To circle back to the original question, you’d have to further answer: “Connect via what means?”

Doing this with New-PSDrive tests that you can connect via SMB. It doesn’t tell you anything about WMI, WinRM, or any other protocol. If your goal was to test SMB, then you can either map a drive, or attempt to access (not “test,” but actually read) a known file via UNC, and then trap any errors. SMB doesn’t provide a more “proactive” means of testing, because any such means would actually be a security problem - it’d give a potential intruder a way to more quickly test credentials to see if they worked or not.

Don, My idea is to use these steps like a preliminary check before I attempt to run some other commands on the remote machines.

Here is the ugly pseudo style code which could possibly explain better,

$hosts = get-content hosts.txt #this host.txt is a mixture if hosts with some are in domain, some are in workgroup, some could be offline, some could even be non windows OS.
$cred = get-credentials #my domain credential

foreach ($host in $hosts){
  if $host ping success {
    if connection to $host is successful with user $cred { #basically this is to check if the user has access/admin rights on the remote host - this is what my original query is 
      $host >>goodhosts.txt
    } else {
      $host >>online_but_no_rights_on_remotehost.txt
    }
  } else {
    $host >>offline_hosts.txt
    }
}

$goodhosts = get-content (goodhosts.txt) #this list will now only left with the hosts I can do something
foreach ($goodhost in $goodhosts){
  # run other commands - which accepts credential parameter
  eg1 - gwmi $goodhost -cred $cred
  eg2 - get-winevent $goodhost -cred $cred
  eg3 - get-process $goodhost -cred $cred
  etc.
}

Yup. That’s a noble goal, but the underlying technology doesn’t have a “test connectivity” function.

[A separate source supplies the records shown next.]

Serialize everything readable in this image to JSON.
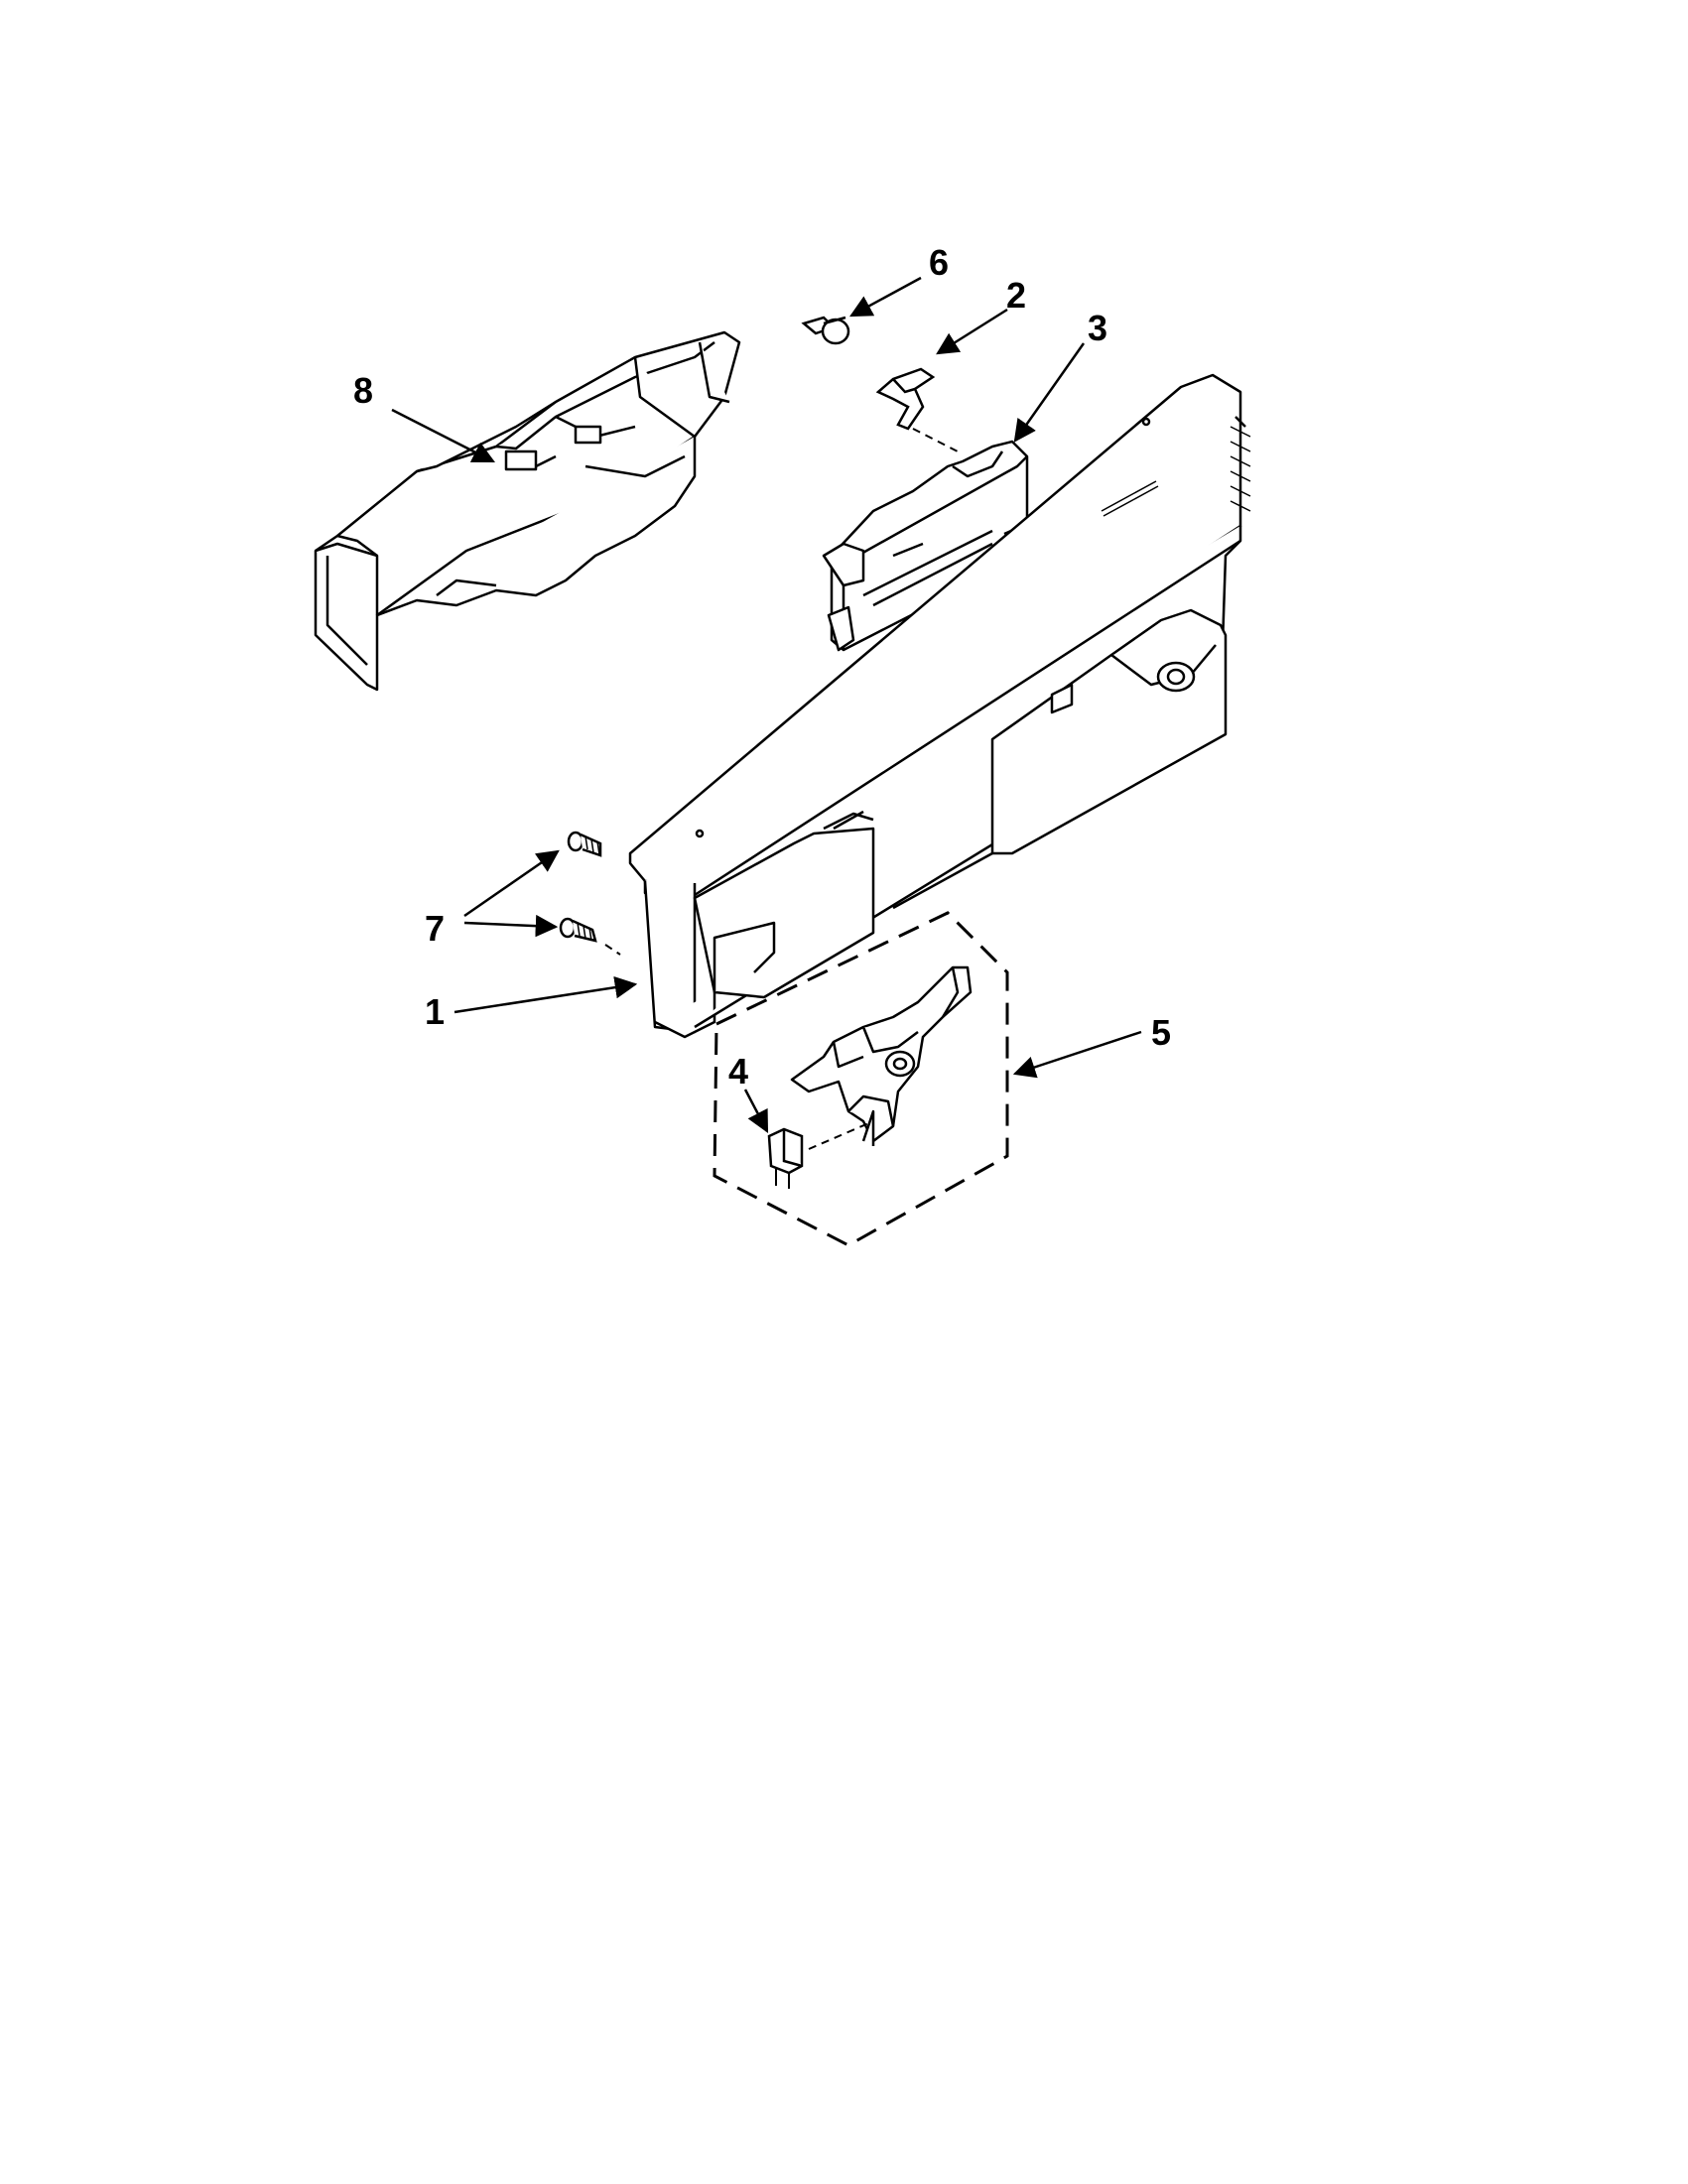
{
  "diagram": {
    "callouts": [
      {
        "id": "label-1",
        "text": "1"
      },
      {
        "id": "label-2",
        "text": "2"
      },
      {
        "id": "label-3",
        "text": "3"
      },
      {
        "id": "label-4",
        "text": "4"
      },
      {
        "id": "label-5",
        "text": "5"
      },
      {
        "id": "label-6",
        "text": "6"
      },
      {
        "id": "label-7",
        "text": "7"
      },
      {
        "id": "label-8",
        "text": "8"
      }
    ]
  },
  "colors": {
    "line": "#000000",
    "background": "#ffffff"
  }
}
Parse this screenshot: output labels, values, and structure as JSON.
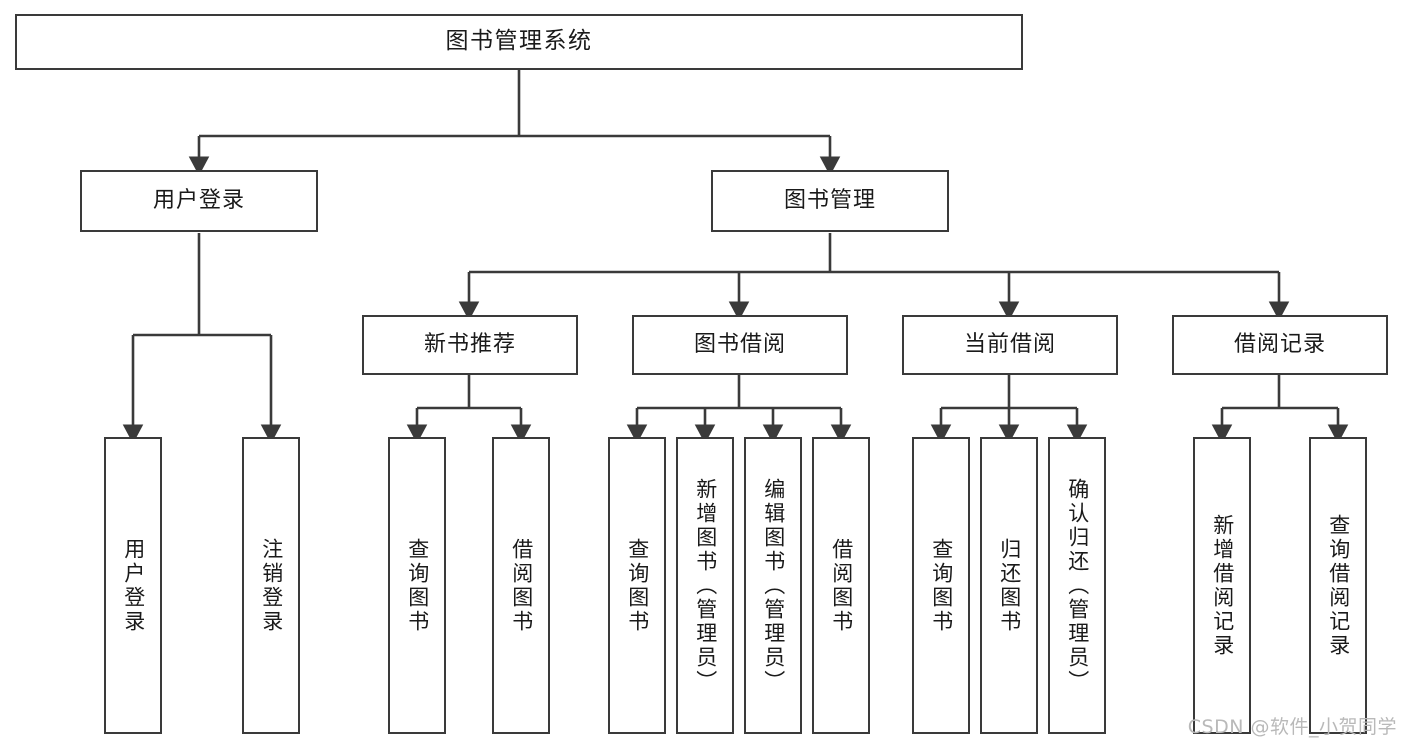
{
  "diagram": {
    "title": "图书管理系统",
    "watermark": "CSDN @软件_小贺同学",
    "line_color": "#3a3a3a",
    "background": "#ffffff",
    "text_color": "#1a1a1a",
    "root": {
      "label": "图书管理系统"
    },
    "level2": [
      {
        "label": "用户登录"
      },
      {
        "label": "图书管理"
      }
    ],
    "level3": [
      {
        "label": "新书推荐"
      },
      {
        "label": "图书借阅"
      },
      {
        "label": "当前借阅"
      },
      {
        "label": "借阅记录"
      }
    ],
    "leaves": [
      {
        "label": "用户登录"
      },
      {
        "label": "注销登录"
      },
      {
        "label": "查询图书"
      },
      {
        "label": "借阅图书"
      },
      {
        "label": "查询图书"
      },
      {
        "label": "新增图书（管理员）"
      },
      {
        "label": "编辑图书（管理员）"
      },
      {
        "label": "借阅图书"
      },
      {
        "label": "查询图书"
      },
      {
        "label": "归还图书"
      },
      {
        "label": "确认归还（管理员）"
      },
      {
        "label": "新增借阅记录"
      },
      {
        "label": "查询借阅记录"
      }
    ]
  }
}
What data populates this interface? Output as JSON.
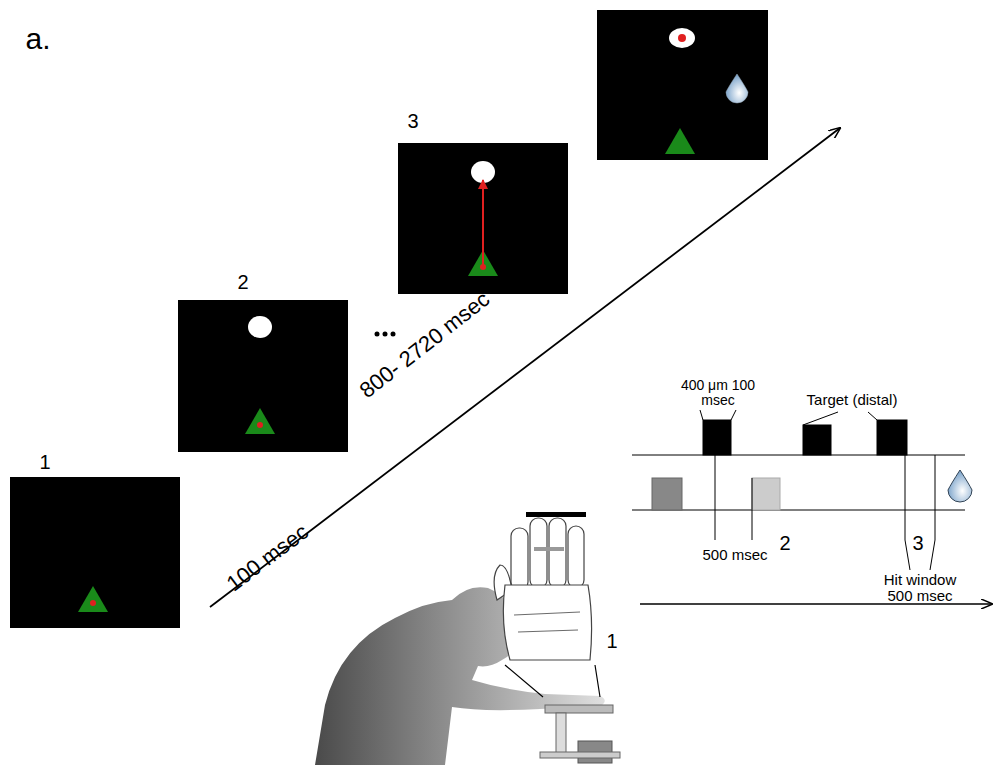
{
  "diagram": {
    "labels": [
      "a.",
      "1",
      "2",
      "3",
      "100 msec",
      "800- 2720 msec",
      "400 μm 100 msec",
      "Target (distal)",
      "1",
      "500 msec",
      "2",
      "3",
      "Hit window 500 msec"
    ]
  }
}
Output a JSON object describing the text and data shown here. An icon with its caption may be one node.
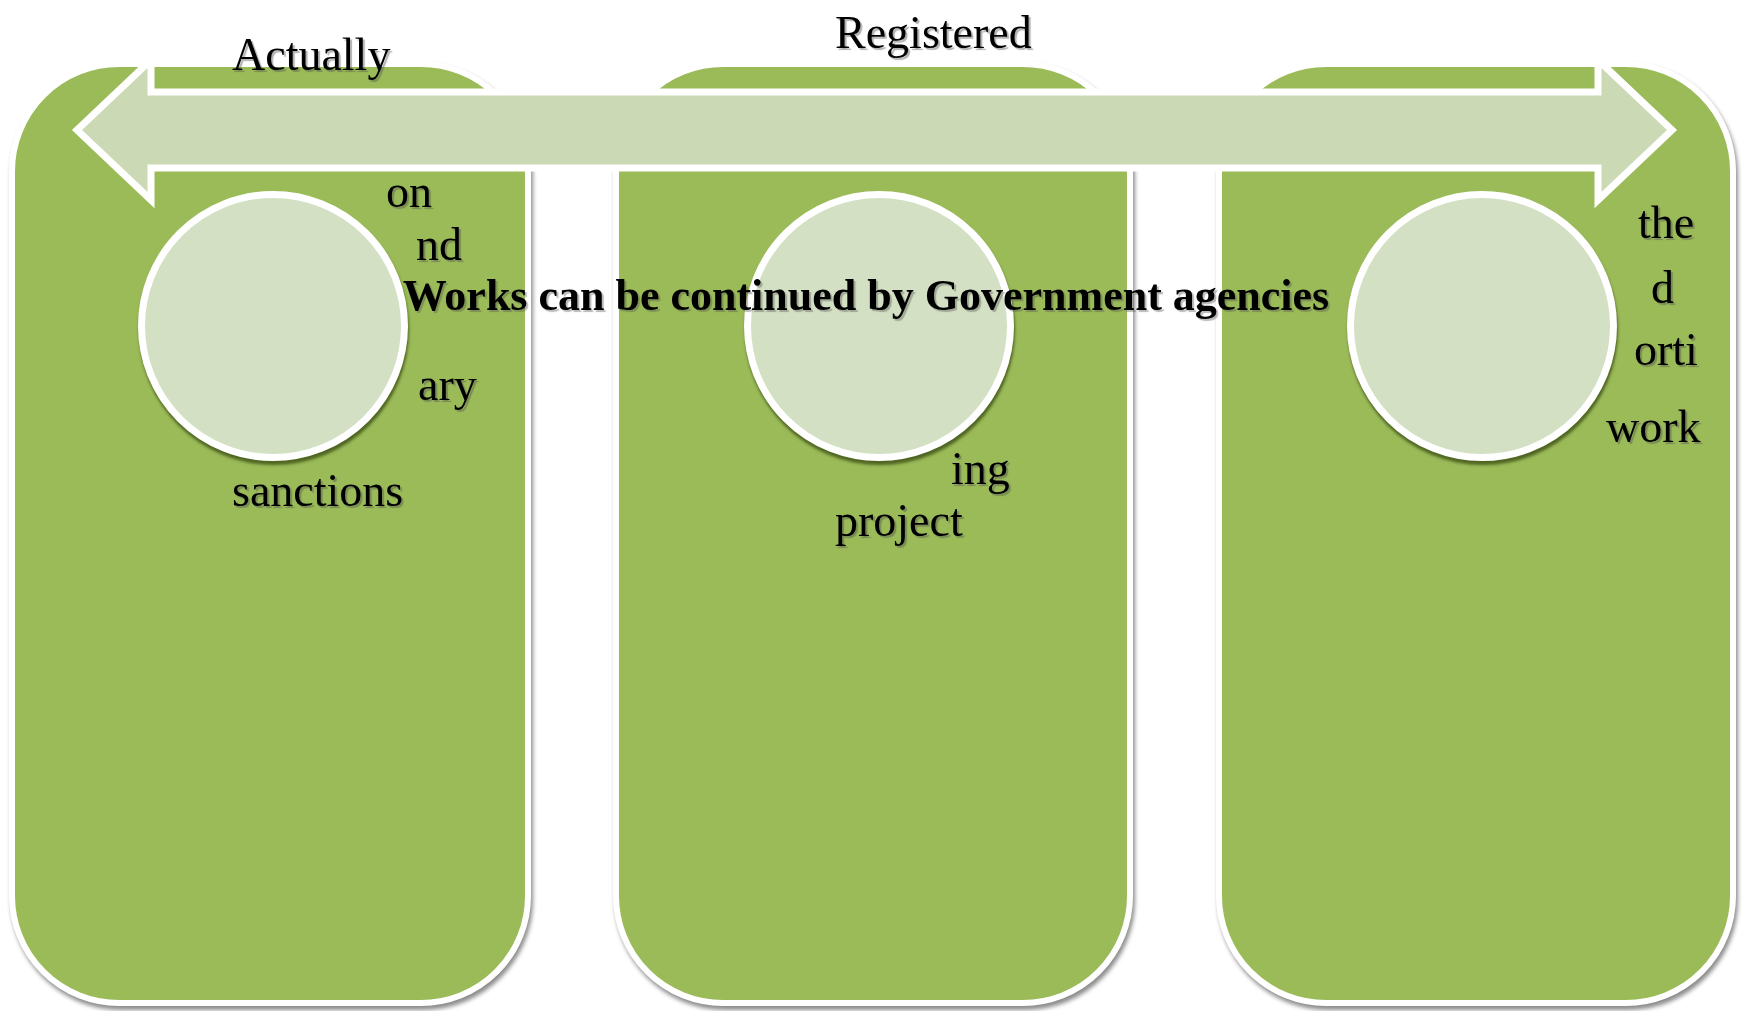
{
  "diagram": {
    "nodes": [
      {
        "text": [
          "Actually",
          "on",
          "nd",
          "ary",
          "sanctions"
        ]
      },
      {
        "text": [
          "Registered",
          "ing",
          "project"
        ]
      },
      {
        "text": [
          "the",
          "d",
          "orti",
          "work"
        ]
      },
      {
        "text": [],
        "shape": "circle",
        "in": 0
      },
      {
        "text": [],
        "shape": "circle",
        "in": 1
      },
      {
        "text": [],
        "shape": "circle",
        "in": 2
      }
    ],
    "edges": [
      {
        "from": 0,
        "to": 2,
        "arrow": "both",
        "style": "thick"
      }
    ],
    "labels": [
      "Works can be continued by Government agencies"
    ]
  }
}
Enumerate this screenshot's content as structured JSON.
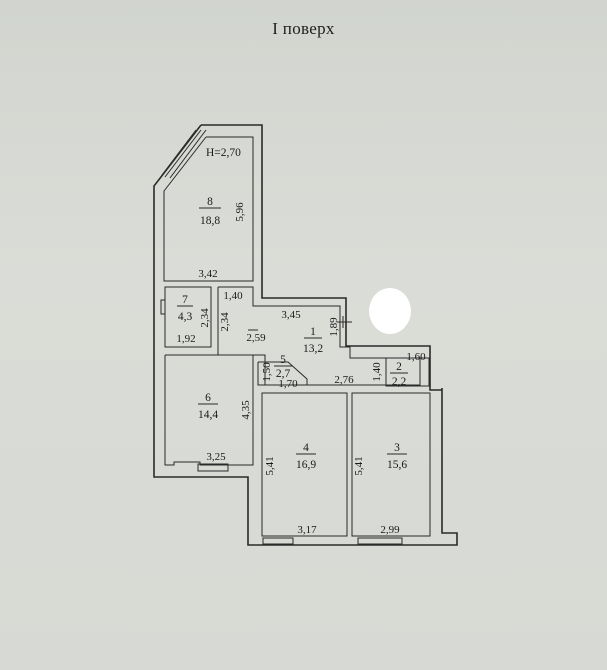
{
  "title": "I поверх",
  "ceiling_height": "H=2,70",
  "rooms": [
    {
      "number": "1",
      "area": "13,2"
    },
    {
      "number": "2",
      "area": "2,2"
    },
    {
      "number": "3",
      "area": "15,6"
    },
    {
      "number": "4",
      "area": "16,9"
    },
    {
      "number": "5",
      "area": "2,7"
    },
    {
      "number": "6",
      "area": "14,4"
    },
    {
      "number": "7",
      "area": "4,3"
    },
    {
      "number": "8",
      "area": "18,8"
    }
  ],
  "dimensions": {
    "r8_height": "5,96",
    "r8_width": "3,42",
    "r7_height": "2,34",
    "r7_width": "1,92",
    "r1_height_left": "2,34",
    "r1_upper_left": "1,40",
    "r1_top": "3,45",
    "r1_right": "1,89",
    "r1_mid": "2,59",
    "r2_height": "1,40",
    "r2_width": "1,60",
    "r5_height": "1,50",
    "r5_width": "1,70",
    "hall_lower": "2,76",
    "r6_height": "4,35",
    "r6_width": "3,25",
    "r4_height": "5,41",
    "r4_width": "3,17",
    "r3_height": "5,41",
    "r3_width": "2,99"
  }
}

So it’s going to have to be just out-and-out attempting to access something, and trapping the error. What’s more, you’re going to actually have to try and read or write a file, because simply mapping to the share won’t confirm that file operations will work. There’s just no “ping” function like this in the SMB APIs. So mapping a drive is a good first go - but it won’t necessarily confirm that you can do anything.

But that won’t confirm that Get-WmiObject will work, or Get-WinEvent, or Get-Process (which uses the Remote Registry Service). Each of those APIs might deny you, even if one of the others worked.

Now, look, if your assumption is, “I’m actually just wanting to test if I have local Administrator privileges, because if I do, I can do all of those things.” That’s something you can test directly. Exactly how depends a bit on how you think you’ll become a member of that local group on each machine, but it’s probably easier to test that one assumption that to individually test every single possible API that allows you to connect.

Of course, the alternative is to ditch all that crap and just use Remoting. One check (and there’s a Test- cmdlet for it!) and you’re in or not, period.

Thanks for the explanation Don.

Yes, I am already in process enabling the psremoting in my environment which is under review.